O ministério afirma estar acompanhando as pesquisas, produções, mercado e desenvolvimento tecnológico, que são conduzidas, principalmente, por centros de pesquisa em parceria com empresas produtoras de grafite natural e outros materiais passíveis de serem utilizados para produção do material.
Segundo dados do Banco Mundial e do Ipea, estima-se que a demanda mundial de grafita crescerá cerca de 400% até o ano de 2050, em relação a 2018, para atender as aplicações relacionadas à transição energética ou economia de baixo carbono. Assim, dadas às potencialidades minerais do Brasil – produção atual e futura, jazidas de excelentes características e desenvolvimento tecnológico –, é possível cada vez mais a inserção do país no mercado global.
Sobre o acompanhamento do crescimento de mercado, mencionado pelo professor, o MME afirma que "dentro da Política Pró-Minerais Estratégicos, estão objetivos que se aplicam ao grafite natural: os de consolidar o status de grande produtor e/ou exportador e permitir que o Brasil ocupe espaços e conquiste posições de liderança global em novas cadeias minerais que apresentam previsão de forte crescimento de demanda".

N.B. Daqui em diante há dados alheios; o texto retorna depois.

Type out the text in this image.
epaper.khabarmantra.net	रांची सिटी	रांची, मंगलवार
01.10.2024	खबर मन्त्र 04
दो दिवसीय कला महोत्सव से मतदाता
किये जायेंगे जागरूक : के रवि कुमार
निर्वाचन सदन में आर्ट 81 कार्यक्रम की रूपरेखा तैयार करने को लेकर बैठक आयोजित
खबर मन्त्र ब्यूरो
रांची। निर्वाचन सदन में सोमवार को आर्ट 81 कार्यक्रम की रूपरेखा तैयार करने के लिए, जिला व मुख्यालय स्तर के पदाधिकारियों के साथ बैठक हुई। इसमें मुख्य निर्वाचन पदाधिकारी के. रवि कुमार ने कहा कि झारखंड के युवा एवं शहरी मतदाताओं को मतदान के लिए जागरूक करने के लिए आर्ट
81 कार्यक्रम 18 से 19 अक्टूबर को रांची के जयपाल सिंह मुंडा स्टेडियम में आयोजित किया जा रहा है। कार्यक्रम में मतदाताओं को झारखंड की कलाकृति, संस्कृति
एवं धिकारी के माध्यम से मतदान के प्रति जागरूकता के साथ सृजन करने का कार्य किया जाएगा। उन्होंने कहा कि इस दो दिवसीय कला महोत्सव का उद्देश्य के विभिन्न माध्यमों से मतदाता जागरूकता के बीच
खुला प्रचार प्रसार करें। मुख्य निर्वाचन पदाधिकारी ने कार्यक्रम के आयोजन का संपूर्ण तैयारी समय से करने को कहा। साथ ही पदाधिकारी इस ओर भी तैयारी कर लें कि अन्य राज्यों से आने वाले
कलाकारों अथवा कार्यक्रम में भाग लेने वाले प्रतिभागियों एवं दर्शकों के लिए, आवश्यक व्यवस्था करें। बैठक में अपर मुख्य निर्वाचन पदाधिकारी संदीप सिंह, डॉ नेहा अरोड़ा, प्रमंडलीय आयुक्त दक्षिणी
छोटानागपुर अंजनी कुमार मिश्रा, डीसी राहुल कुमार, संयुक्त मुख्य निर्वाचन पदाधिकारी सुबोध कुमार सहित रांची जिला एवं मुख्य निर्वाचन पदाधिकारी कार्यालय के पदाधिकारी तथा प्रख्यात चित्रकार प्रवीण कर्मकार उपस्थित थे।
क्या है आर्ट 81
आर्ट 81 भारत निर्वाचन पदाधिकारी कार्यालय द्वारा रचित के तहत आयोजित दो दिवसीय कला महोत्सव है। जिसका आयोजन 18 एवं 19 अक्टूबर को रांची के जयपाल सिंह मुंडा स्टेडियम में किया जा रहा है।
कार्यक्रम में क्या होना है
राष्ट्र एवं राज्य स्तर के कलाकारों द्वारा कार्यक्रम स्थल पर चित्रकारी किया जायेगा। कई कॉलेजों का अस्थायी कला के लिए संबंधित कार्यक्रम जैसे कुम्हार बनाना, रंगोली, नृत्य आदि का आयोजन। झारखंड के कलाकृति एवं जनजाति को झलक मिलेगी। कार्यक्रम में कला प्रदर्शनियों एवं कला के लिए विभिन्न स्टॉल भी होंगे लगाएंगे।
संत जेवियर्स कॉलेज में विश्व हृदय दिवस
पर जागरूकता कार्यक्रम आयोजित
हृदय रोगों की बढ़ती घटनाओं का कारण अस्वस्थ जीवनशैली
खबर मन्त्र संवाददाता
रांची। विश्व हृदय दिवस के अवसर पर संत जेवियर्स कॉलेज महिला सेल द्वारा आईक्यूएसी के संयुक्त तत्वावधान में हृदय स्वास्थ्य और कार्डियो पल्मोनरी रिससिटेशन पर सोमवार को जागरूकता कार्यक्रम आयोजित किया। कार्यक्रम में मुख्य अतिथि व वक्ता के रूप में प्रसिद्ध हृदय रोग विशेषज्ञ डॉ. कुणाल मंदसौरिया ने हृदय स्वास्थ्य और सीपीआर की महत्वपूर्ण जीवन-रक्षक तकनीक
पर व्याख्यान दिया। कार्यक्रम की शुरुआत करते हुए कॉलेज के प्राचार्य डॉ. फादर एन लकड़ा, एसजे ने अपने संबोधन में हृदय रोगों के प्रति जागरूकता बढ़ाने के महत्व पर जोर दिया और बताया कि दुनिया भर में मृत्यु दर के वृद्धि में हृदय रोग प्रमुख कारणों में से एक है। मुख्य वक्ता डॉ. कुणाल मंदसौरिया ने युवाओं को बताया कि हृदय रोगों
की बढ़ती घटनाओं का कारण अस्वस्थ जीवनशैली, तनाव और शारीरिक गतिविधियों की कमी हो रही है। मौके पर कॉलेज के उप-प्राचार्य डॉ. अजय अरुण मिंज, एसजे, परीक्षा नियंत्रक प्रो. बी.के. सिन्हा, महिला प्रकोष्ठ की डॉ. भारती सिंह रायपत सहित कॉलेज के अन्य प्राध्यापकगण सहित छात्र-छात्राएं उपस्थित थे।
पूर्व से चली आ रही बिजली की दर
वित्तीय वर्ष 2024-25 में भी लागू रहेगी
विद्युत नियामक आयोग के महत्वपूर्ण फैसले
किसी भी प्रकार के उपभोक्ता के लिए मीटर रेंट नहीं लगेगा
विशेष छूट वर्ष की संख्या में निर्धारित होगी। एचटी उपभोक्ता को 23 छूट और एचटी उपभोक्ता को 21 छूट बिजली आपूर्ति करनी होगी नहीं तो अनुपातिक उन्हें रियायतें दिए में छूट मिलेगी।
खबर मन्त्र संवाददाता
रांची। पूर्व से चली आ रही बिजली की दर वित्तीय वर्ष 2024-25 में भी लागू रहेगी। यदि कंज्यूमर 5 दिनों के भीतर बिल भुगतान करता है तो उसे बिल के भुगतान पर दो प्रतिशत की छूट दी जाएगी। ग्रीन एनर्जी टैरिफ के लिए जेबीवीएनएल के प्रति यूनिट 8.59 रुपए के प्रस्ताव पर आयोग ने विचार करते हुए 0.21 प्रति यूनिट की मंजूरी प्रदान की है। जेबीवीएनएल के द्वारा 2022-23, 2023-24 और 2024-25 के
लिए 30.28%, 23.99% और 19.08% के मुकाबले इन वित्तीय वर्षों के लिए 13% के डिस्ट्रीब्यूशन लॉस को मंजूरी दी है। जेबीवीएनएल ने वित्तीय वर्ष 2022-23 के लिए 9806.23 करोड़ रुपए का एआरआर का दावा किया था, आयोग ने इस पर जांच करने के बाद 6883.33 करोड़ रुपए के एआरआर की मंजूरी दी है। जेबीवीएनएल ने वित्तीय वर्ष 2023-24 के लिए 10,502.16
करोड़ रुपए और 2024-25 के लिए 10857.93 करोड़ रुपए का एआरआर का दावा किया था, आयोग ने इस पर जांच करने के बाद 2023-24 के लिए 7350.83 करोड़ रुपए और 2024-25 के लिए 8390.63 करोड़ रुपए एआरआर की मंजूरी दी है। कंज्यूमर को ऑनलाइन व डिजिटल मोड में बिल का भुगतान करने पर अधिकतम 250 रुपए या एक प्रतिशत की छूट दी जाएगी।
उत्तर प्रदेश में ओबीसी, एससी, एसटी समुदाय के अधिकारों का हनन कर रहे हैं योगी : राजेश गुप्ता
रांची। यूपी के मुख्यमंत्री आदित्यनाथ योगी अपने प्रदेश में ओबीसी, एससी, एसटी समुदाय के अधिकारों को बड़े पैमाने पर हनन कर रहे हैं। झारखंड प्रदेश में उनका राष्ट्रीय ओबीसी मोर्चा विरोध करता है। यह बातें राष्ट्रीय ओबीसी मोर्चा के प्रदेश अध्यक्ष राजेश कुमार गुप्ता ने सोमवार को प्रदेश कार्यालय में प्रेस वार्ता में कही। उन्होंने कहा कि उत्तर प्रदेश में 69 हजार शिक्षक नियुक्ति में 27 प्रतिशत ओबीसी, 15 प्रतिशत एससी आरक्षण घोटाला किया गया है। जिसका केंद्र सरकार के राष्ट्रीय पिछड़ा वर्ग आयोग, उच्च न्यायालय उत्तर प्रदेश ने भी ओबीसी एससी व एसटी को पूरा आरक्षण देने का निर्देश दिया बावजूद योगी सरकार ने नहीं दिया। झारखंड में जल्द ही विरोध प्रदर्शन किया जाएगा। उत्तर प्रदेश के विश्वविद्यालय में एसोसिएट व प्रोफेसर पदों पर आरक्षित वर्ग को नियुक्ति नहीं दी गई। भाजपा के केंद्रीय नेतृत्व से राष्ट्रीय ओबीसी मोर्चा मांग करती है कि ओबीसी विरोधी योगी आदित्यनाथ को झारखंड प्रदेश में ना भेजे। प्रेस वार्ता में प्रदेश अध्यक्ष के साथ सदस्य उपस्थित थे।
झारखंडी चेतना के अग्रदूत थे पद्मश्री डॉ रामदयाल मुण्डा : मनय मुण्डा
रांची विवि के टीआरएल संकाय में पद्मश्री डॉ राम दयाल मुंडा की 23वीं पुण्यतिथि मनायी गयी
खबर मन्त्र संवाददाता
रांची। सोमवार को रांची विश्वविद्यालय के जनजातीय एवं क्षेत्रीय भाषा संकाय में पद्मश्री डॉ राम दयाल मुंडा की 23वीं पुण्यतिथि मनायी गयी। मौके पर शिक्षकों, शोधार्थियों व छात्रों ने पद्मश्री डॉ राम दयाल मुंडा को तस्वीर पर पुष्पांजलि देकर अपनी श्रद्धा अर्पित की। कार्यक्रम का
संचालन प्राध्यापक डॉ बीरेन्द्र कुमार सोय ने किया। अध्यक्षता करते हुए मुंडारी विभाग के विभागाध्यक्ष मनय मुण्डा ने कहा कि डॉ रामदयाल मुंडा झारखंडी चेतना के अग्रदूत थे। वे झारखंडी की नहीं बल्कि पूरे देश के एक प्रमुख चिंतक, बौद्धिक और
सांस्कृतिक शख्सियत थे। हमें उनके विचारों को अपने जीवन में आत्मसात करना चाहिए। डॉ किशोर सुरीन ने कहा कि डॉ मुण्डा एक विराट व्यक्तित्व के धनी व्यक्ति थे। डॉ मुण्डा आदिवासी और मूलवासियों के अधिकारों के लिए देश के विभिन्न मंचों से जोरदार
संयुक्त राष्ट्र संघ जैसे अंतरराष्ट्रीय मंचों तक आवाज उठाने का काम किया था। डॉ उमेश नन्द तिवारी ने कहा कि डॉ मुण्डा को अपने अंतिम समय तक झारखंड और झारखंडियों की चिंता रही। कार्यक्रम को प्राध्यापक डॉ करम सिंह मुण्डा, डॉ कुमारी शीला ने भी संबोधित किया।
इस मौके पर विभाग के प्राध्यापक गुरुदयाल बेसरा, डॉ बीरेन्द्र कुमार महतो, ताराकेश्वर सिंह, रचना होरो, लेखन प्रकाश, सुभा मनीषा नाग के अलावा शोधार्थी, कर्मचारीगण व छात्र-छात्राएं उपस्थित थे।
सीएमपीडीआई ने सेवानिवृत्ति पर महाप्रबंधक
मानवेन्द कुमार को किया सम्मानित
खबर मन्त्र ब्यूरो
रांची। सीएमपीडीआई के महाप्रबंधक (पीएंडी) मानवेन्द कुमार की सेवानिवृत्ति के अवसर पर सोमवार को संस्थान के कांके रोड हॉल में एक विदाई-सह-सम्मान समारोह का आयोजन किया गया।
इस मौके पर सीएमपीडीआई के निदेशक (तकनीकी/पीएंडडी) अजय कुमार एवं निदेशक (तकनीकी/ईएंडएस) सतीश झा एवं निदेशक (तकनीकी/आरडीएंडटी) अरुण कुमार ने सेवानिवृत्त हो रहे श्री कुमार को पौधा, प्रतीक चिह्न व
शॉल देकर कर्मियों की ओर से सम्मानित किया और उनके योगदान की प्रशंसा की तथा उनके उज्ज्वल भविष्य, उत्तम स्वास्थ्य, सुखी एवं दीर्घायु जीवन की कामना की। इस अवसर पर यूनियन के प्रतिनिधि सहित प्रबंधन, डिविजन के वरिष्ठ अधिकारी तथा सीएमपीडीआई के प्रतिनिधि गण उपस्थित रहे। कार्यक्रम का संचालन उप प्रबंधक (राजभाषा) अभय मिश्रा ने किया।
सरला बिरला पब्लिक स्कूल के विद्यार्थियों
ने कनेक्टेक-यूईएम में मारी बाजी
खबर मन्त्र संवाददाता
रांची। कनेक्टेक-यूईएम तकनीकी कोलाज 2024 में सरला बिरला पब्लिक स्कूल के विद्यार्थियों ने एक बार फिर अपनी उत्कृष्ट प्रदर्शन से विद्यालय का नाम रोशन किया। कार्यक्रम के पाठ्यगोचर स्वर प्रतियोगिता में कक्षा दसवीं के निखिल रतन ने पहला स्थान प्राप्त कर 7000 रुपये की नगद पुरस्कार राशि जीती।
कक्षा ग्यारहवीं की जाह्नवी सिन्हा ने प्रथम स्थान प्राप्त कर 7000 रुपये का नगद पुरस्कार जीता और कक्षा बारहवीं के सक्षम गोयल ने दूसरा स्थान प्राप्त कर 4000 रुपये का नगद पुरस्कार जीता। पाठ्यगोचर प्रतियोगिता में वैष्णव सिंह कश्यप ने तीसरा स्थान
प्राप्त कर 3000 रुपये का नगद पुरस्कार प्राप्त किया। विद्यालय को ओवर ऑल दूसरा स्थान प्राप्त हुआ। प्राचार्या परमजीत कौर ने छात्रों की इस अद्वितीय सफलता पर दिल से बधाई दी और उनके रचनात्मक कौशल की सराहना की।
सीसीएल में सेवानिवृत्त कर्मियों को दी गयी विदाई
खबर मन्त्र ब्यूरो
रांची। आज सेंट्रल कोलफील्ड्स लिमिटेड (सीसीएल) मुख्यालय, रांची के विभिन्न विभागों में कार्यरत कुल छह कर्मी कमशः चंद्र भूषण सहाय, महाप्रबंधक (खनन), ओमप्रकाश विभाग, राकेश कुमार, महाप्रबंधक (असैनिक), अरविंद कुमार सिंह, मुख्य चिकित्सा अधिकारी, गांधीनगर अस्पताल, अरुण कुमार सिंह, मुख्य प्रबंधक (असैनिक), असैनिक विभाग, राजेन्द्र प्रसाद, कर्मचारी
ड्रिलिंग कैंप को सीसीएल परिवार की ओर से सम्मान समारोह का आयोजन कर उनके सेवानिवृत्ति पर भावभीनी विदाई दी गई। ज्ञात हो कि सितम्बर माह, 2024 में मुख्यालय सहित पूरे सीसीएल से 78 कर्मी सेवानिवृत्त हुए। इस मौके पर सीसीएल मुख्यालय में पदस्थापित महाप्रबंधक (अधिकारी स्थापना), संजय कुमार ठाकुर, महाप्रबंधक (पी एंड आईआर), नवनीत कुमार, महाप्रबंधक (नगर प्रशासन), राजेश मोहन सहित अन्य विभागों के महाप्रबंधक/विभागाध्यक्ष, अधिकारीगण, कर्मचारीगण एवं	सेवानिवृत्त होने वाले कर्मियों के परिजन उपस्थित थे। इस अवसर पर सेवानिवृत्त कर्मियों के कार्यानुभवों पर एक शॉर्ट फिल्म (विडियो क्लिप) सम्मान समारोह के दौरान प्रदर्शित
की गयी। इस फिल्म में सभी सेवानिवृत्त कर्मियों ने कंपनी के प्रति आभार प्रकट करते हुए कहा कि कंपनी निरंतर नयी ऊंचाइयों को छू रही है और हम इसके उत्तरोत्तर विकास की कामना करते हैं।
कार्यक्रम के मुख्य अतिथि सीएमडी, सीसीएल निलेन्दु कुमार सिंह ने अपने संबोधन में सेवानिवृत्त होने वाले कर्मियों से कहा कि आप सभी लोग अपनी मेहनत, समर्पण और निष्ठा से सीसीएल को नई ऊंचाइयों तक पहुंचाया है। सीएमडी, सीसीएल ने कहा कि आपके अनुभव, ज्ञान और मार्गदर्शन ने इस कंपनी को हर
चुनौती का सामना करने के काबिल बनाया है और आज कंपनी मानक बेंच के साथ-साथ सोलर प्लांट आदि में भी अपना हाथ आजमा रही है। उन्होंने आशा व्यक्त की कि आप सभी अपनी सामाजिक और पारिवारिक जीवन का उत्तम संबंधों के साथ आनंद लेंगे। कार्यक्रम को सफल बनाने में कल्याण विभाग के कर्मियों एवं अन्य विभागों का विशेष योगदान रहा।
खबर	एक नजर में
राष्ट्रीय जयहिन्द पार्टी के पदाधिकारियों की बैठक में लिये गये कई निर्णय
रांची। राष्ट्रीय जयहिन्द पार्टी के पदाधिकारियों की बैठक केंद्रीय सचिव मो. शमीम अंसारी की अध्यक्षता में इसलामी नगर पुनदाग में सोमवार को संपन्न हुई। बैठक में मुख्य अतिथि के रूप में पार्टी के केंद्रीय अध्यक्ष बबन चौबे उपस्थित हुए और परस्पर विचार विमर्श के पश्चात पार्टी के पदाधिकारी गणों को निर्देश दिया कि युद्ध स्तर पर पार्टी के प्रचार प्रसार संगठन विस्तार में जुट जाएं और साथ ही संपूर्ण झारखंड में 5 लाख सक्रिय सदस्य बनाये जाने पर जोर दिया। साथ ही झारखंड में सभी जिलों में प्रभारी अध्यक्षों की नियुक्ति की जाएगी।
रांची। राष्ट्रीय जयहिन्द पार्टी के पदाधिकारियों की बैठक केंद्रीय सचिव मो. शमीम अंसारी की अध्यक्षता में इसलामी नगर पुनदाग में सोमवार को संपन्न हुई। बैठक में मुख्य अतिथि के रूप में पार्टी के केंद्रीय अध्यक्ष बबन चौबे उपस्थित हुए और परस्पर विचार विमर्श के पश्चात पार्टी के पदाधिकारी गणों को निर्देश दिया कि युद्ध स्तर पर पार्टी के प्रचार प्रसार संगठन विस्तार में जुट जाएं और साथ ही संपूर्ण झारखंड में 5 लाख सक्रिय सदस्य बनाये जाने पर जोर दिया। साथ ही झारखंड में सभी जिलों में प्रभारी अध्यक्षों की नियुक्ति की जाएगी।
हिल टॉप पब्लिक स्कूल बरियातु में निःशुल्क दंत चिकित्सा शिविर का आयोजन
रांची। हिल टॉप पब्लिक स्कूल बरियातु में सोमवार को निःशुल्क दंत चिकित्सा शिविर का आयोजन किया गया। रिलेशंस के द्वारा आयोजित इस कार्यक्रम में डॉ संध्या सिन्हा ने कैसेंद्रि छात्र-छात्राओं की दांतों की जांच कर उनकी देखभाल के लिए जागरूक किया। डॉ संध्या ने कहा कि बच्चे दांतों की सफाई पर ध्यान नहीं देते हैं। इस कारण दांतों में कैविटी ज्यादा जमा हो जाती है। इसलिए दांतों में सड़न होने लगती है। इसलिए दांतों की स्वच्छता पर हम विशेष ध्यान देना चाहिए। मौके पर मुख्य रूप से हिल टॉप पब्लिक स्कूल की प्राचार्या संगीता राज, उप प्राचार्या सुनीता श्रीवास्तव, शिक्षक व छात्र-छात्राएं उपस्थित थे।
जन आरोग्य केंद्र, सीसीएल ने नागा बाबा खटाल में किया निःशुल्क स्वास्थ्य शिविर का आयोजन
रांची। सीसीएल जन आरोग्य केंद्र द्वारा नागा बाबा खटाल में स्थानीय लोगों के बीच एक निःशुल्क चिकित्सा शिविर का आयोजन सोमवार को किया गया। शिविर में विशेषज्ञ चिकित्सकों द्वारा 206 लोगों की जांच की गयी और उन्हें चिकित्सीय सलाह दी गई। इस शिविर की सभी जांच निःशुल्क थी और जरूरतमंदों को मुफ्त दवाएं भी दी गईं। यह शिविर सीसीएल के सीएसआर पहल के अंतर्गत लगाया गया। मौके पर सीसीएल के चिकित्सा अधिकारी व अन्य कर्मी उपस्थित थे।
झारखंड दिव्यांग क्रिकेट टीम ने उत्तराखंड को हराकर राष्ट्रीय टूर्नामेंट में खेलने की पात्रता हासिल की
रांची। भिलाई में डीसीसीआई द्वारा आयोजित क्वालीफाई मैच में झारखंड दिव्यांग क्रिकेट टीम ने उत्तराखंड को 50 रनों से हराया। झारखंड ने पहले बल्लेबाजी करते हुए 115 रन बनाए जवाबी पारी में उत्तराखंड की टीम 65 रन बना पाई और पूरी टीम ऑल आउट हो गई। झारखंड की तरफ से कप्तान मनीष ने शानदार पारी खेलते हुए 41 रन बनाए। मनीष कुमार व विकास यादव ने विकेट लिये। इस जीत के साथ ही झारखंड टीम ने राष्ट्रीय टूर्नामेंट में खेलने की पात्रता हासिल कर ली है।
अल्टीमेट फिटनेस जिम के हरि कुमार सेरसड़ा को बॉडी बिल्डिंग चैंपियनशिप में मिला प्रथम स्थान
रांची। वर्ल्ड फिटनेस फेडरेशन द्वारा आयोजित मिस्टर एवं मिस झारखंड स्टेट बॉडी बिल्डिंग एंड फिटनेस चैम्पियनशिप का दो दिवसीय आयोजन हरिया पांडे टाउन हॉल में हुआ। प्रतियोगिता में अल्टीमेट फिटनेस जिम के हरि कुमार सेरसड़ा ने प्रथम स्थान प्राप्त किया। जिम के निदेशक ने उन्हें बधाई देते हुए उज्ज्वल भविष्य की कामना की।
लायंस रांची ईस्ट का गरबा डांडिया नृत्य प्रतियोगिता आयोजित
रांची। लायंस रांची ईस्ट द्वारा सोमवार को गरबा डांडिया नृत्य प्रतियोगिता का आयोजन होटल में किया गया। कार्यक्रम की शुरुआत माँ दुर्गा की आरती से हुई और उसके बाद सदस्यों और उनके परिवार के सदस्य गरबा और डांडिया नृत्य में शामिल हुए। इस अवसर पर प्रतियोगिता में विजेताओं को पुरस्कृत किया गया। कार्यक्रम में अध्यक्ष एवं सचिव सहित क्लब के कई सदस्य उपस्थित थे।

2ª Feira Brasileira de Grafeno
Segundo o coordenador da UCSGraphene, desde a feira realizada em 2021 e o crescimento que o local vivenciou nos últimos dois anos, já é possível afirmar o sucesso do grafeno para a Serra.
Visando o avanço e o futuro que o material pode oferecer, a 2ª Feira Brasileira de Grafeno está passando por ajustes antes de ter a data confirmada, mas a expectativa é de que seja realizada ainda em novembro deste ano.